この皮膜は、2mm程度までの大きさのパンク穴を塞いでくれるものです。指で触れると、剥がれてしまう程度の柔らかいものでした。前後ローテーションする場合は、必ずしもこの皮膜を取り除く必要はありません。プロテクトエアMAXを入れ替えるか、そのまま継ぎ足してお使いください。
タイヤのビード付近には、かなりの量の皮膜が形成されています。前後ローテーションする場合にビード付近に大きな塊がある場合は、取り除いて再装着される事をお勧めします。
アトムチューブレスは、転がり抵抗が少ないレーシングタイヤです。パッケージには晴天時用とありますが、ハッチンソン社のテストでは、大手他社の全天候型タイヤよりもウエット性能が高いという結果が出ております。私は様々な天候の下で徹底的に走りこみました。いわゆる「皮むき」を終えた状態であれば、どんな路面状況でも普通に走れてしまう安心のレーシングタイヤという印象です。

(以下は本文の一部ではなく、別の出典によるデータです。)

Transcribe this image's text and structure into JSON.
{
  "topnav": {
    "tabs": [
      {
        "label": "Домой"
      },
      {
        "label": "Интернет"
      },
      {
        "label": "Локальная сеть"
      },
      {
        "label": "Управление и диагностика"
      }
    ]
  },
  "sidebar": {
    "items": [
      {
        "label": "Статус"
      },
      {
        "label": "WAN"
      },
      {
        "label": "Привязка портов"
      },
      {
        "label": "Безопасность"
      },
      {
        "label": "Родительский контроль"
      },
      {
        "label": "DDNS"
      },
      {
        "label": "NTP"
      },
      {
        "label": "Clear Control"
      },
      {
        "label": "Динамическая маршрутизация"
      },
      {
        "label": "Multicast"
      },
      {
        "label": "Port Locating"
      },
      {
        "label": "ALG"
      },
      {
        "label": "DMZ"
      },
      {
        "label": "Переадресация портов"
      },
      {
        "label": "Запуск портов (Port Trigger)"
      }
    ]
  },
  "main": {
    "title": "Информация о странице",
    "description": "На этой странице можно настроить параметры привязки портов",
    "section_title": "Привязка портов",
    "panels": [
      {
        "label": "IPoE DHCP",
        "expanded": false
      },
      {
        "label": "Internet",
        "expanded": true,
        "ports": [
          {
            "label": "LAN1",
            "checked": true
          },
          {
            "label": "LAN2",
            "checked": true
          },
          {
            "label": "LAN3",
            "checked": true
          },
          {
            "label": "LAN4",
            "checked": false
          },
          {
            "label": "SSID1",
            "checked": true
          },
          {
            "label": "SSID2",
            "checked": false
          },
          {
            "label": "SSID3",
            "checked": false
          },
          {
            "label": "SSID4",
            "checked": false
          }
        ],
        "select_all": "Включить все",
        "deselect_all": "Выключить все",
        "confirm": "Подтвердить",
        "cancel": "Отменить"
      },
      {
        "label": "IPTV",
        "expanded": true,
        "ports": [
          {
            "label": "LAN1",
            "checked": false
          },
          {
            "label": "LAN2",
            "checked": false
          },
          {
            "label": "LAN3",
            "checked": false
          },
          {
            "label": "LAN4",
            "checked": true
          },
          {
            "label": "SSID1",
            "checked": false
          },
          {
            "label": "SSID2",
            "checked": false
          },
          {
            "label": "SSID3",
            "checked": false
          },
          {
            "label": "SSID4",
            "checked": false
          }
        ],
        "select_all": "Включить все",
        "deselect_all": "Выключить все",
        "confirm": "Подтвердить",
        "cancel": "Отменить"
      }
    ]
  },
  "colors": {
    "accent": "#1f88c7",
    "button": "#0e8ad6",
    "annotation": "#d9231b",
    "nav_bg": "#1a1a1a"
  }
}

自分に最適な空気圧を見つけた時には、まるで翼を手に入れたかのような快適な走りを得ることができました。私は体重53キロですので、パッケージに書かれた適正空気圧は6キロです。この空気圧ですとタイヤを通じて伝わってくる路面からの突き上げは、非常にマイルドに感じます。空気圧を低く設定できるために、コーナーリングスピードも異次元です。下りのコーナーリング速度は、チューブレスにはかないません。それに走行速度を上げていくに従って、どこまでもスピードが伸び続けていくという、何とも表現しがたい不思議な感覚です。高速巡航を続けるような状況が多いローディーにとって、アトムは最高のチューブレスタイヤだと思います。
ライバル全員がカーボンディープリムで参戦している中、私ひとりがシャマルにアトムチューブレスで参戦したレースがあります。機材面で私が不利という大方の予想を裏切り、結果的にはアトムチューブレスで全員を千切ってしまうという、痛快な出来事がありました。後にそれを知った多くの方々がロードチューブレスをご購入され、「まさかこれ程とは」と驚かれています。カーボンディープリムの空力よりも、路面の走行抵抗を激減させることが、速く快適に走れる魔法を生み出しているのだと思います。